O prefeito Jonas Magno (PDT) participou da sessão solene de abertura do segundo semestre de trabalhos legislativos da Câmara Municipal de Rosário, nesta segunda-feira (11/8). Na ocasião, ele apresentou balanço de ações da sua administração, que já está próxima de atingir 50% das metas estabelecidas pelo plano de governo, mesmo com 16% do exercício do mandato.
“Hoje, na retomada dos trabalhos da Câmara Municipal, aproveito para anunciar algumas metas e prestar contas das ações governamentais realizadas ao longo desses oito meses, onde demonstramos que, com 16% do exercício do nosso mandato, já fizemos grandes feitos aqui em Rosário”, frisou.
A sessão solene foi comandada pelo presidente da Casa, vereador Rachid Sauaia, e contou com a presença de diversas autoridades representantes dos dois poderes, entre elas secretários, diretores de órgãos e parlamentares.
Em seu discurso, Jonas ressaltou a importância da interlocução do Executivo com a Câmara Municipal para que os dois possam trabalhar em harmonia em prol dos interesses da população rosariense.
“É importante para mim listar tudo o que já foi feito no município durante nosso breve tempo de governo. Nunca priorizei meus interesses pessoais em detrimento da administração. Estou sempre pensando no bem coletivo, no progresso e na reconstrução.

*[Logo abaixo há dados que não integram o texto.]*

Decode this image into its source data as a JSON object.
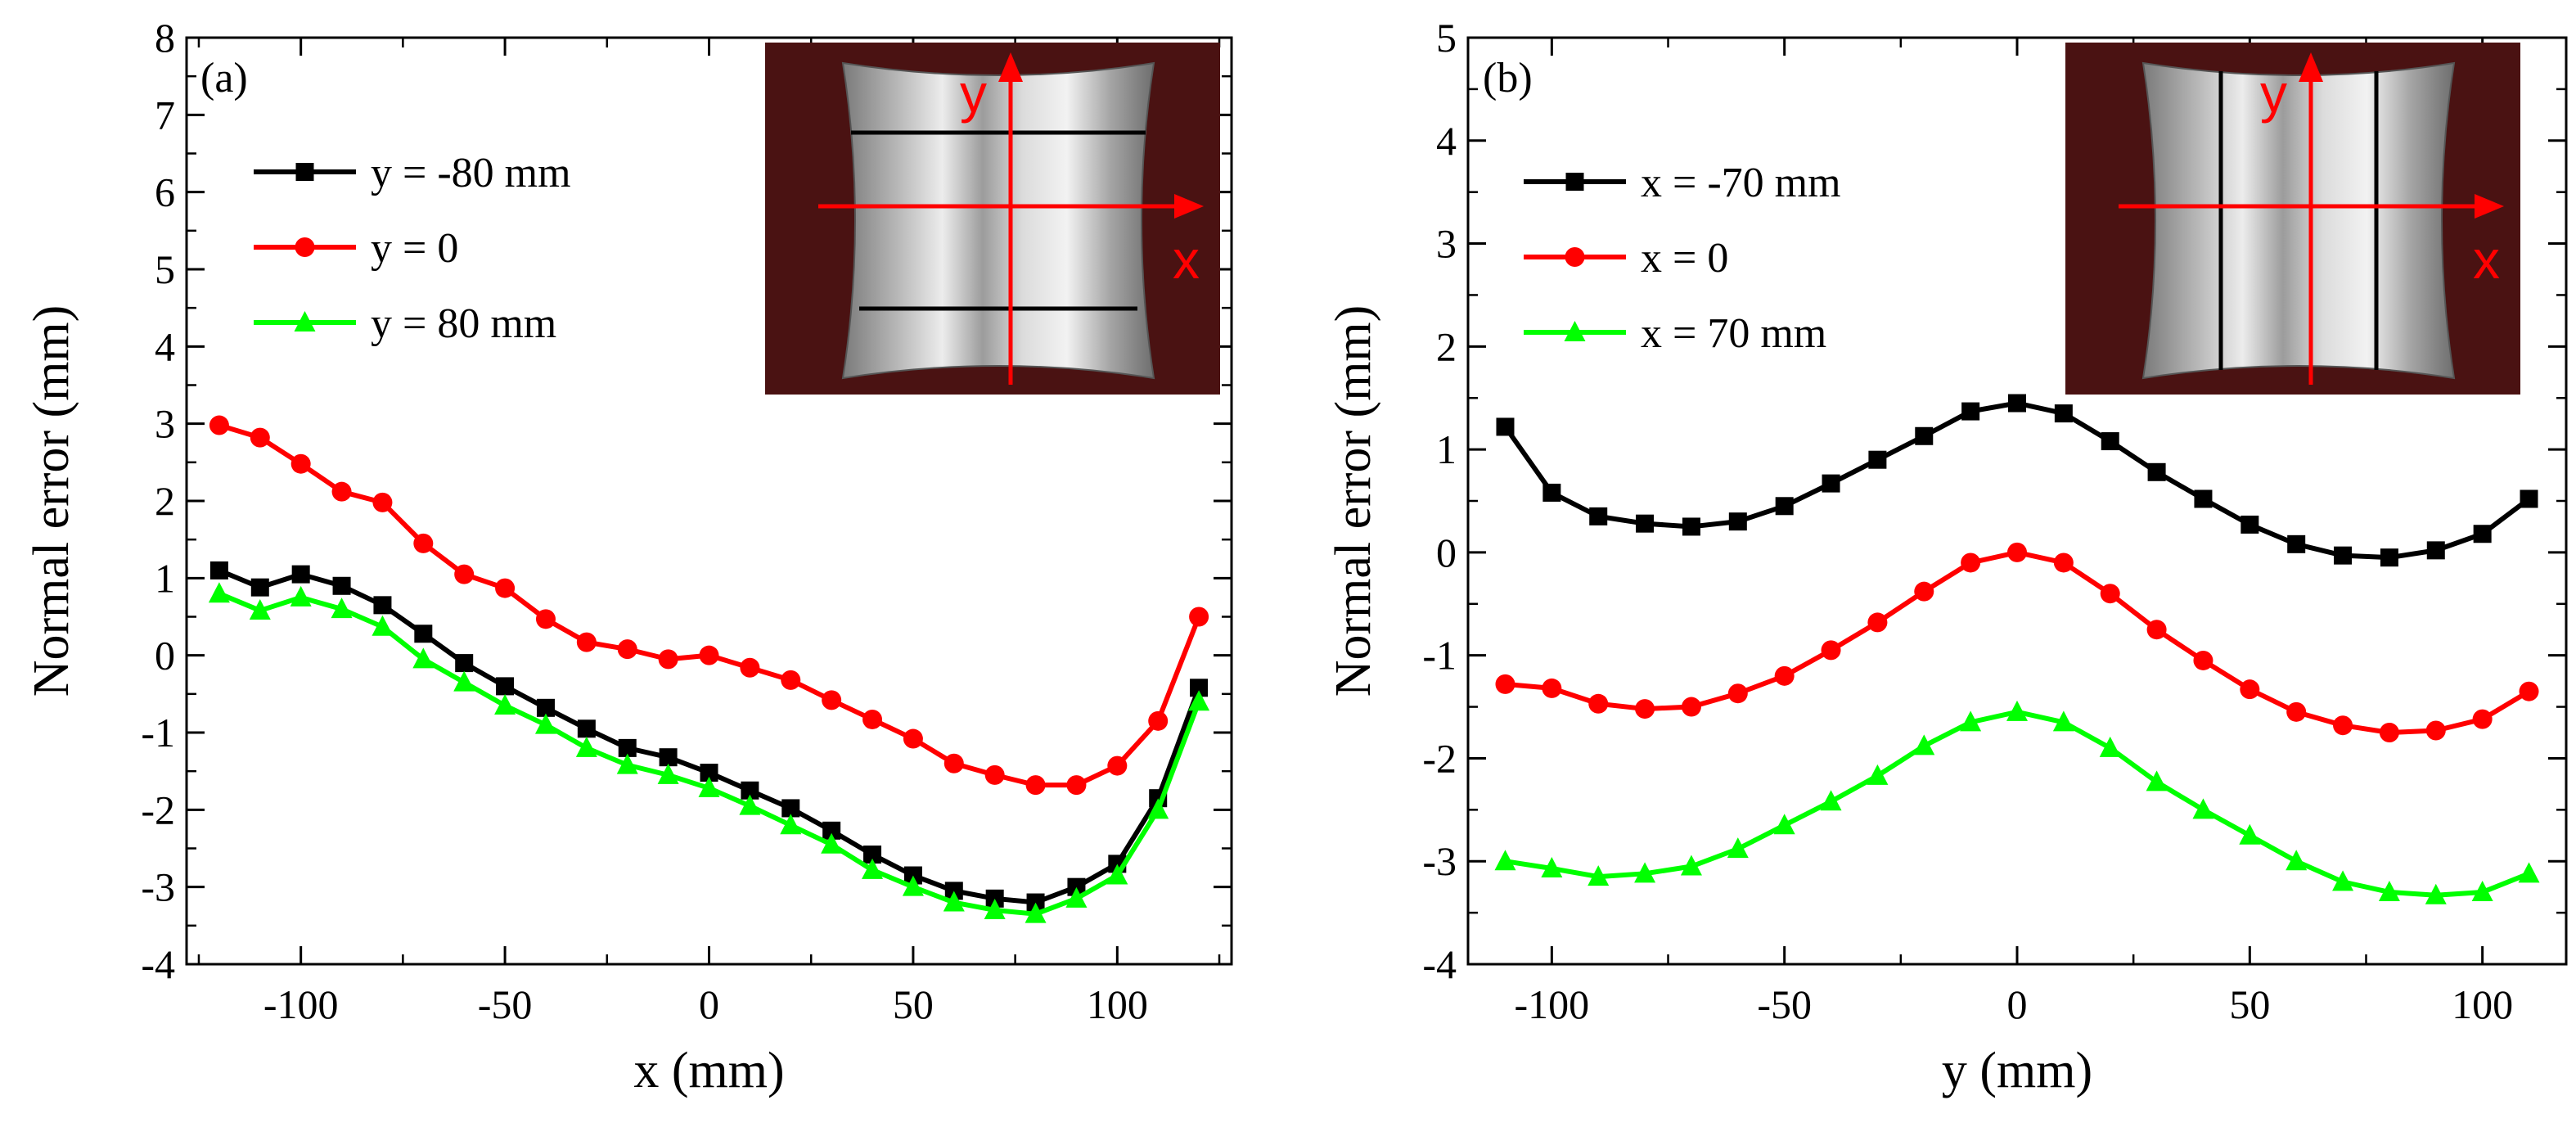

A Prefeitura Municipal de Rosário defende sempre a união entre nossos poderes, mantendo a independência e a harmonia”, completou.
O chefe do executivo rosariense fez um breve resumo dos progressos alcançados em áreas essenciais da administração, como saúde, educação e infraestrutura, mostrando que é possível fazer quando se tem honestidade, compromisso e integridade.
“É exatamente isso que estamos realizando na Prefeitura Municipal de Rosário: evidenciando que, atualmente, os recursos públicos são empregados em prol de todos, e não apenas de uma família. Anteriormente, constatamos que os fundos públicos eram utilizados para adquirir porcelanato, mansões luxuosas ou veículos importados”, concluiu.